Reading for Thursday 02/10 – 5.13
This chapter is a rather amusing little throwaway moment, which I think is Tolstoy having a go at the different levels of belief.
I’m not sure if that’s the right way to phrase it, but basically, in this world, people can often look down on other people’s beliefs by making a judgment call about other people’s intelligence levels.
So, for instance, we in the Western world might look down on the beliefs of native people living in some remote jungle somewhere precisely because the people live in a remote jungle, and don’t know as much as we in the advanced West.
In the meantime, however, even in Western nations, some of us look down on Christians or Muslims, because they seem to hold blind beliefs rather than being “rational”.
If I’m right about that, then this chapter is kind of a companion to the last one.

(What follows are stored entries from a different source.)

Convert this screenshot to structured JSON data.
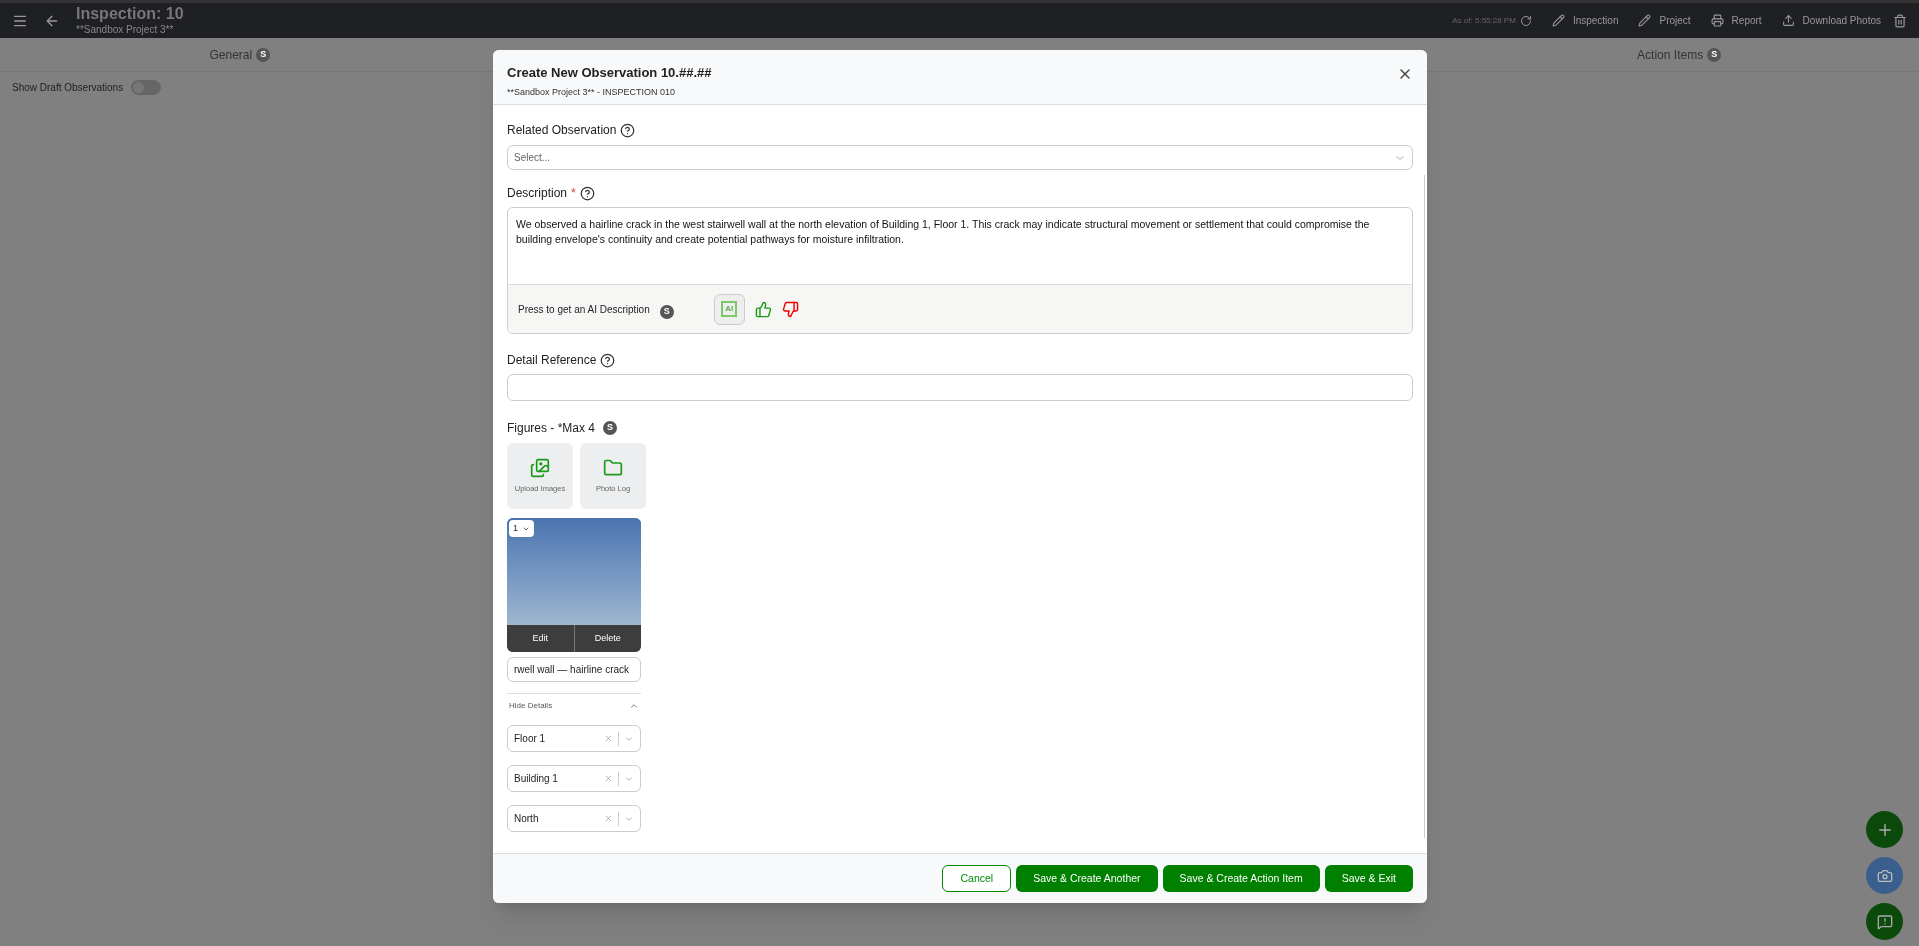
{
  "app_bar": {
    "title": "Inspection: 10",
    "subtitle": "**Sandbox Project 3**",
    "as_of": "As of: 5:55:28 PM",
    "actions": [
      {
        "kind": "edit",
        "label": "Inspection"
      },
      {
        "kind": "edit",
        "label": "Project"
      },
      {
        "kind": "report",
        "label": "Report"
      },
      {
        "kind": "download",
        "label": "Download Photos"
      }
    ]
  },
  "tabs": [
    {
      "label": "General",
      "badge": "S",
      "selected": false
    },
    {
      "label": "Action Items",
      "badge": "S",
      "selected": false
    }
  ],
  "draft_toggle": {
    "label": "Show Draft Observations",
    "on": false
  },
  "modal": {
    "title": "Create New Observation 10.##.##",
    "subtitle": "**Sandbox Project 3** - INSPECTION 010",
    "related": {
      "label": "Related Observation",
      "placeholder": "Select..."
    },
    "description": {
      "label": "Description",
      "required_mark": "*",
      "value": "We observed a hairline crack in the west stairwell wall at the north elevation of Building 1, Floor 1. This crack may indicate structural movement or settlement that could compromise the building envelope's continuity and create potential pathways for moisture infiltration.",
      "ai_prompt": "Press to get an AI Description",
      "ai_badge": "S",
      "ai_icon_text": "AI"
    },
    "detail_reference": {
      "label": "Detail Reference"
    },
    "figures": {
      "label": "Figures - *Max 4",
      "badge": "S",
      "sources": [
        {
          "kind": "upload",
          "label": "Upload Images"
        },
        {
          "kind": "log",
          "label": "Photo Log"
        }
      ],
      "items": [
        {
          "order": "1",
          "edit": "Edit",
          "delete": "Delete",
          "caption": "rwell wall — hairline crack",
          "details_toggle": "Hide Details",
          "expanded": true,
          "tags": [
            "Floor 1",
            "Building 1",
            "North"
          ]
        }
      ]
    },
    "buttons": [
      {
        "kind": "outline",
        "label": "Cancel"
      },
      {
        "kind": "solid",
        "label": "Save & Create Another"
      },
      {
        "kind": "solid",
        "label": "Save & Create Action Item"
      },
      {
        "kind": "solid",
        "label": "Save & Exit"
      }
    ]
  }
}
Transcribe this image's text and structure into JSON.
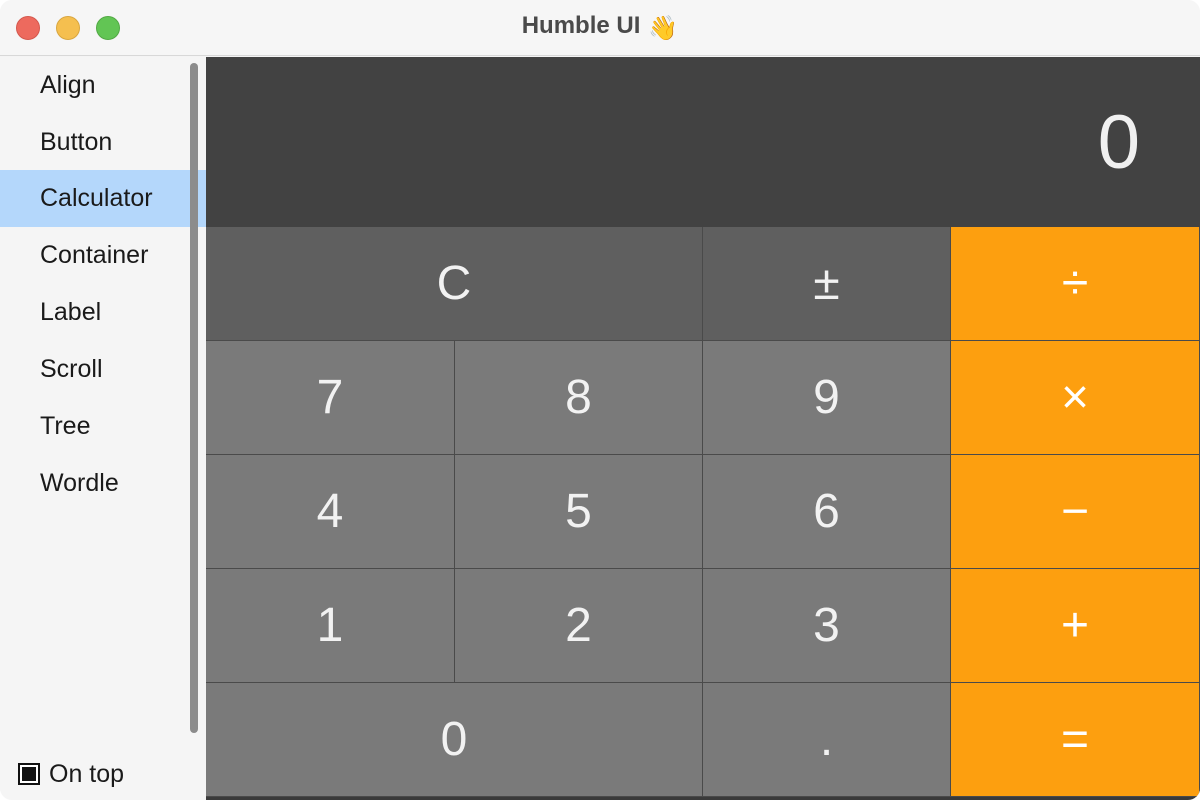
{
  "window": {
    "title": "Humble UI",
    "title_emoji": "👋"
  },
  "sidebar": {
    "items": [
      {
        "label": "Align"
      },
      {
        "label": "Button"
      },
      {
        "label": "Calculator",
        "selected": true
      },
      {
        "label": "Container"
      },
      {
        "label": "Label"
      },
      {
        "label": "Scroll"
      },
      {
        "label": "Tree"
      },
      {
        "label": "Wordle"
      }
    ],
    "on_top": {
      "label": "On top",
      "checked": true
    }
  },
  "calculator": {
    "display": "0",
    "keys": {
      "clear": "C",
      "plus_minus": "±",
      "divide": "÷",
      "seven": "7",
      "eight": "8",
      "nine": "9",
      "multiply": "×",
      "four": "4",
      "five": "5",
      "six": "6",
      "minus": "−",
      "one": "1",
      "two": "2",
      "three": "3",
      "plus": "+",
      "zero": "0",
      "decimal": ".",
      "equals": "="
    }
  },
  "colors": {
    "accent_selected": "#b4d7fb",
    "operator": "#fd9f0f",
    "function_key": "#5f5f5f",
    "number_key": "#7a7a7a",
    "display_bg": "#424242"
  }
}
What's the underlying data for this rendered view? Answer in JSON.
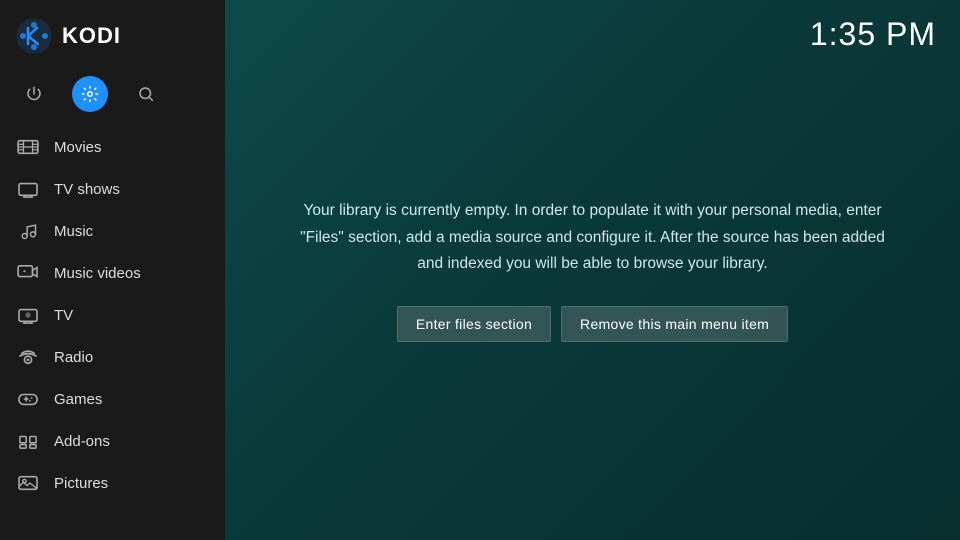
{
  "sidebar": {
    "logo_text": "KODI",
    "icons": [
      {
        "name": "power-icon",
        "symbol": "⏻",
        "active": false
      },
      {
        "name": "settings-icon",
        "symbol": "⚙",
        "active": true
      },
      {
        "name": "search-icon",
        "symbol": "🔍",
        "active": false
      }
    ],
    "nav_items": [
      {
        "name": "movies",
        "label": "Movies",
        "icon": "film"
      },
      {
        "name": "tv-shows",
        "label": "TV shows",
        "icon": "tv"
      },
      {
        "name": "music",
        "label": "Music",
        "icon": "music"
      },
      {
        "name": "music-videos",
        "label": "Music videos",
        "icon": "music-video"
      },
      {
        "name": "tv",
        "label": "TV",
        "icon": "tv2"
      },
      {
        "name": "radio",
        "label": "Radio",
        "icon": "radio"
      },
      {
        "name": "games",
        "label": "Games",
        "icon": "games"
      },
      {
        "name": "add-ons",
        "label": "Add-ons",
        "icon": "addons"
      },
      {
        "name": "pictures",
        "label": "Pictures",
        "icon": "pictures"
      }
    ]
  },
  "header": {
    "clock": "1:35 PM"
  },
  "main": {
    "library_message": "Your library is currently empty. In order to populate it with your personal media, enter \"Files\" section, add a media source and configure it. After the source has been added and indexed you will be able to browse your library.",
    "btn_enter_files": "Enter files section",
    "btn_remove_item": "Remove this main menu item"
  }
}
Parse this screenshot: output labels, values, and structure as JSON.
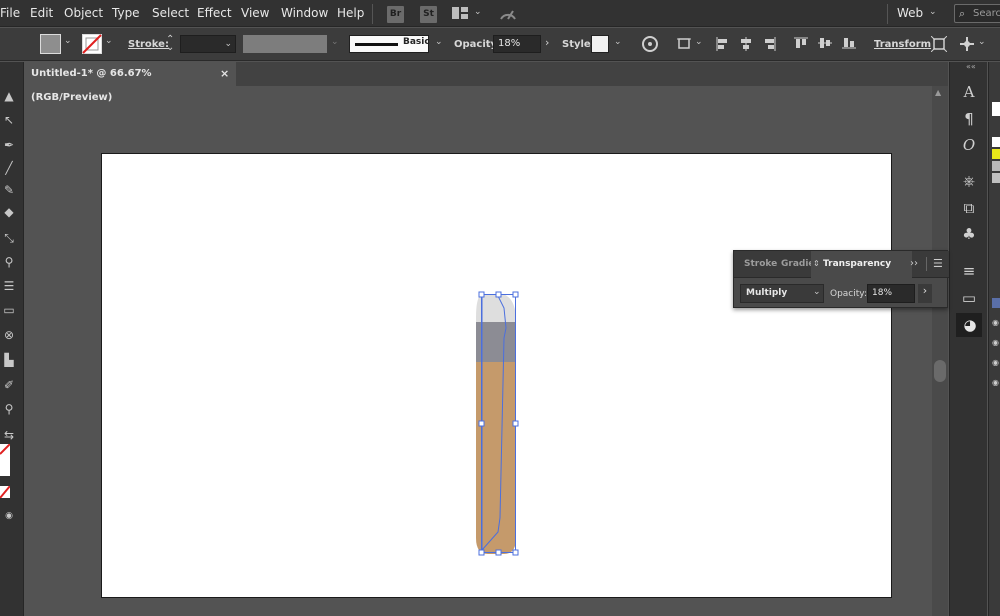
{
  "menubar": {
    "items": [
      "File",
      "Edit",
      "Object",
      "Type",
      "Select",
      "Effect",
      "View",
      "Window",
      "Help"
    ],
    "bridge_label": "Br",
    "stock_label": "St",
    "workspace": "Web",
    "search_placeholder": "Search"
  },
  "controlbar": {
    "stroke_label": "Stroke:",
    "brush_label": "Basic",
    "opacity_label": "Opacity:",
    "opacity_value": "18%",
    "style_label": "Style:",
    "transform_label": "Transform"
  },
  "document": {
    "tab_title": "Untitled-1* @ 66.67% (RGB/Preview)",
    "close_glyph": "×"
  },
  "transparency_panel": {
    "tabs": [
      "Stroke",
      "Gradie",
      "Transparency"
    ],
    "blend_mode": "Multiply",
    "opacity_label": "Opacity:",
    "opacity_value": "18%"
  },
  "colors": {
    "menubar_bg": "#323232",
    "workspace_bg": "#535353",
    "artboard_bg": "#ffffff",
    "shape_fill": "#c59a6b",
    "shape_top": "#dedede",
    "shape_band": "#8c8c94",
    "selection": "#4b6fde"
  }
}
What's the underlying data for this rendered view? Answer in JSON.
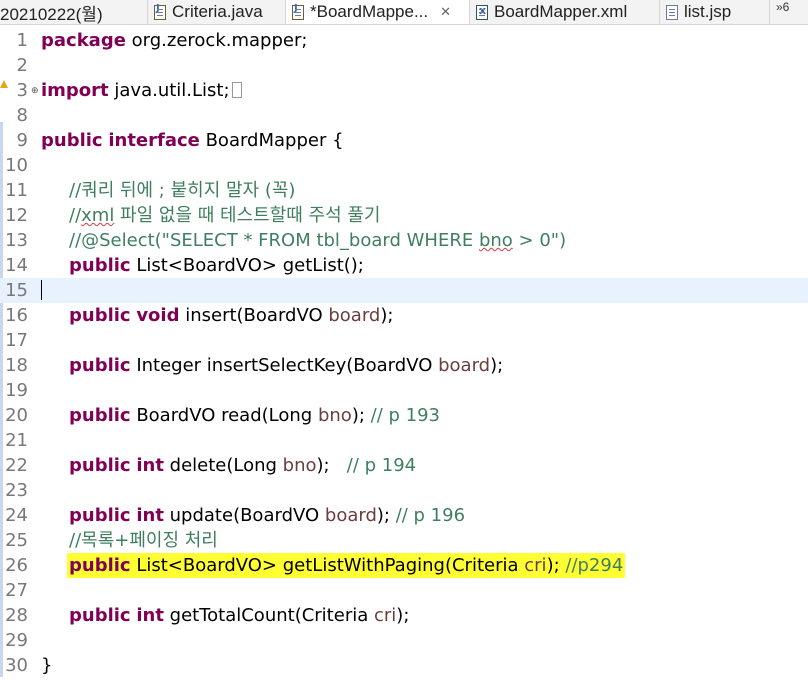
{
  "tabs": [
    {
      "label": "20210222(월)",
      "icon": "project-icon",
      "active": false
    },
    {
      "label": "Criteria.java",
      "icon": "java-file-icon",
      "active": false
    },
    {
      "label": "*BoardMappe...",
      "icon": "java-file-icon",
      "active": true,
      "close": "✕"
    },
    {
      "label": "BoardMapper.xml",
      "icon": "xml-file-icon",
      "active": false
    },
    {
      "label": "list.jsp",
      "icon": "jsp-file-icon",
      "active": false
    }
  ],
  "overflow_count": "»6",
  "editor": {
    "current_line": 15,
    "highlighted_line": 26,
    "lines": [
      {
        "num": "1",
        "text": "package org.zerock.mapper;"
      },
      {
        "num": "2",
        "text": ""
      },
      {
        "num": "3",
        "text": "import java.util.List;"
      },
      {
        "num": "8",
        "text": ""
      },
      {
        "num": "9",
        "text": "public interface BoardMapper {"
      },
      {
        "num": "10",
        "text": ""
      },
      {
        "num": "11",
        "text": "//쿼리 뒤에 ; 붙히지 말자 (꼭)"
      },
      {
        "num": "12",
        "text": "//xml 파일 없을 때 테스트할때 주석 풀기"
      },
      {
        "num": "13",
        "text": "//@Select(\"SELECT * FROM tbl_board WHERE bno > 0\")"
      },
      {
        "num": "14",
        "text": "public List<BoardVO> getList();"
      },
      {
        "num": "15",
        "text": ""
      },
      {
        "num": "16",
        "text": "public void insert(BoardVO board);"
      },
      {
        "num": "17",
        "text": ""
      },
      {
        "num": "18",
        "text": "public Integer insertSelectKey(BoardVO board);"
      },
      {
        "num": "19",
        "text": ""
      },
      {
        "num": "20",
        "text": "public BoardVO read(Long bno); // p 193"
      },
      {
        "num": "21",
        "text": ""
      },
      {
        "num": "22",
        "text": "public int delete(Long bno);   // p 194"
      },
      {
        "num": "23",
        "text": ""
      },
      {
        "num": "24",
        "text": "public int update(BoardVO board); // p 196"
      },
      {
        "num": "25",
        "text": "//목록+페이징 처리"
      },
      {
        "num": "26",
        "text": "public List<BoardVO> getListWithPaging(Criteria cri); //p294"
      },
      {
        "num": "27",
        "text": ""
      },
      {
        "num": "28",
        "text": "public int getTotalCount(Criteria cri);"
      },
      {
        "num": "29",
        "text": ""
      },
      {
        "num": "30",
        "text": "}"
      }
    ]
  }
}
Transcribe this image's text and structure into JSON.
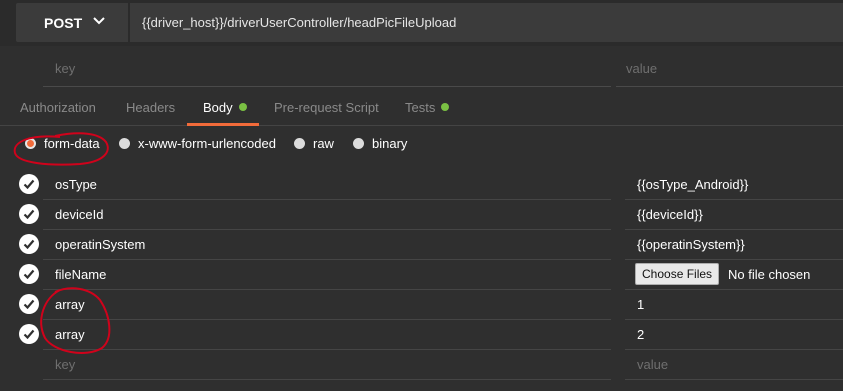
{
  "request": {
    "method": "POST",
    "url": "{{driver_host}}/driverUserController/headPicFileUpload"
  },
  "params": {
    "key_placeholder": "key",
    "value_placeholder": "value"
  },
  "tabs": [
    {
      "label": "Authorization",
      "active": false,
      "dot": false
    },
    {
      "label": "Headers",
      "active": false,
      "dot": false
    },
    {
      "label": "Body",
      "active": true,
      "dot": true
    },
    {
      "label": "Pre-request Script",
      "active": false,
      "dot": false
    },
    {
      "label": "Tests",
      "active": false,
      "dot": true
    }
  ],
  "body_modes": [
    {
      "label": "form-data",
      "selected": true
    },
    {
      "label": "x-www-form-urlencoded",
      "selected": false
    },
    {
      "label": "raw",
      "selected": false
    },
    {
      "label": "binary",
      "selected": false
    }
  ],
  "form_rows": [
    {
      "key": "osType",
      "value": "{{osType_Android}}",
      "checked": true
    },
    {
      "key": "deviceId",
      "value": "{{deviceId}}",
      "checked": true
    },
    {
      "key": "operatinSystem",
      "value": "{{operatinSystem}}",
      "checked": true
    },
    {
      "key": "fileName",
      "file_button": "Choose Files",
      "file_status": "No file chosen",
      "checked": true
    },
    {
      "key": "array",
      "value": "1",
      "checked": true
    },
    {
      "key": "array",
      "value": "2",
      "checked": true
    }
  ],
  "new_row": {
    "key_placeholder": "key",
    "value_placeholder": "value"
  },
  "colors": {
    "accent": "#f26b3a",
    "status_dot": "#7ac043",
    "annotation": "#d0021b"
  },
  "icons": {
    "method_dropdown": "chevron-down-icon",
    "checkbox": "check-icon"
  }
}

In 5.12, Andrei didn’t really buy into the whole Freemasonry thing, and because Pierre is somewhat naive, that would also cause him to be sceptical. What’s funny in this chapter is that both Andrei and Pierre find the pilgrims amusing, because the pilgrims are very naive and unknowledgeable. It’s just ironic that Pierre immediately sees through the scam of the weeping icon, without pausing to think about his own Freemasonry.
Hmm . . . not sure if that thought made any sense. But we’ll move on. I liked the bit where the little old lady talked about the general who didn’t believe, who went and gave his star (given to him by the Tsar) to the icon of the holy mother. Andrei’s line is priceless: “And didn’t they make the holy mother a general?”